Guiney Station, Virginia | May 10th, 1863
To walk through the door of Guiney Station is to be transformed, as if transplanted by a time machine of sorts. The door through which you have entered is one hundred and sixty years old, and the stories it could reveal would be endless. The room itself, the bed, the blanket Jackson clutched at death, and the ticking clock on the mantle, all present when Jackson died, combine to create an sensation that is similar to walking in misty fields, searching, looking for the familiar and yet being tugged into an awareness of history that is rarely found on this planet. This is the place where General Jackson died, where his soul was ushered into eternity, thus changing the history of the United States of America.
NOTE: I have shared my feelings in past writings about this man who still casts such a shadow over the Civil War and the Confederacy. If you are interested, you can read that HERE.
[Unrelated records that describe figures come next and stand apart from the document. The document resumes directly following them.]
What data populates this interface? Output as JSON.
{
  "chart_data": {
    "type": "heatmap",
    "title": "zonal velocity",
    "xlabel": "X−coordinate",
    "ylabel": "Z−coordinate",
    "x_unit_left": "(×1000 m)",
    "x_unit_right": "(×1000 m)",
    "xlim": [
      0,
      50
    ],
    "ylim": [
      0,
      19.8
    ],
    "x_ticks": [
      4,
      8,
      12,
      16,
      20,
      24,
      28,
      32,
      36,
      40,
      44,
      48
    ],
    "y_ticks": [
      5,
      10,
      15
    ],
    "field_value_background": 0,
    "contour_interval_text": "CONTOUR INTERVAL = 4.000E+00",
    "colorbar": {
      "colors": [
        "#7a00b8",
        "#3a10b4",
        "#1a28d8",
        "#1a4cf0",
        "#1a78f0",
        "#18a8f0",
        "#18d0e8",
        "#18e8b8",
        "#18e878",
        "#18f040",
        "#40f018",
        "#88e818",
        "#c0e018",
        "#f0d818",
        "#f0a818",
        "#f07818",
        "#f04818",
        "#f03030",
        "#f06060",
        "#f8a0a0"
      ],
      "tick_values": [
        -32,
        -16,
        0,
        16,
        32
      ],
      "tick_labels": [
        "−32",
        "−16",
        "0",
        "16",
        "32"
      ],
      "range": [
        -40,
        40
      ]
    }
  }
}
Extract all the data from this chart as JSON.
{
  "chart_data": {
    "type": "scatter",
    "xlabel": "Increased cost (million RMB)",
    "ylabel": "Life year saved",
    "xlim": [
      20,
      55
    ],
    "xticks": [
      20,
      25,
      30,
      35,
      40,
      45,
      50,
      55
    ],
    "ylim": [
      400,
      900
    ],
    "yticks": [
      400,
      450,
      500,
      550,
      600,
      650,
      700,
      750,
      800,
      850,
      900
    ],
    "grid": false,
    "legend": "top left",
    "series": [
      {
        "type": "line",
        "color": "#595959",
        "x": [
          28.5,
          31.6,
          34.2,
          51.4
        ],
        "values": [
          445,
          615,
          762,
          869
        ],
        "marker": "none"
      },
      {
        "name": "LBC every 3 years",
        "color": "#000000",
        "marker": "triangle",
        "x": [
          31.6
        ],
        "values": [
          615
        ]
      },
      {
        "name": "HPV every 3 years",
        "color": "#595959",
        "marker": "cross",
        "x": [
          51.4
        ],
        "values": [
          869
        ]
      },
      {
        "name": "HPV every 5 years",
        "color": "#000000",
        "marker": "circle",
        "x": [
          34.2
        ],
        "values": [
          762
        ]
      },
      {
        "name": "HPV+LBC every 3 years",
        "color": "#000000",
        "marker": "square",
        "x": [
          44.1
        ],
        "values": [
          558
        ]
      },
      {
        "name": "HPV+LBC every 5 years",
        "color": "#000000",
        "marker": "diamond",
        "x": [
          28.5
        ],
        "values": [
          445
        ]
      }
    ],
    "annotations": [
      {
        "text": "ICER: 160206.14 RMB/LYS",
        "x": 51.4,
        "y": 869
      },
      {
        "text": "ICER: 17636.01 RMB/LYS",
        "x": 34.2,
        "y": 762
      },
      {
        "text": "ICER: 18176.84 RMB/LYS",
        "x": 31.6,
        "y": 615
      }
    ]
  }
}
Such a poetic farewell from Thomas “Stonewall” Jackson probably astonished those who surrounded his deathbed that quiet sunny Sabbath in rural Virginia, twenty-seven miles from the bloody battlefield of Chancellorsville. More true to form had been his hallucinatory ravings the previous several hours, mostly commands, terse and to the point, that brooked no contradiction—“Push up the columns! Pendleton, you take charge of that. Where’s Pendleton? Tell him to push up the column!” Only his wife knew the gentler side of his personality, rooted as it was in loneliness and insecurity. To everyone else on the wider stage of Civil War topography—what was becoming, in point of fact, the bloodiest war ever fought on earth—“Old Jack” presented a picture of total mayhem, the hunter who, if he had his way, would never grant quarter to an enemy. “Draw your sword and throw away your scabbard,” was his battlefield credo. “Give them the bayonet! Kill them, sir! Kill every man!”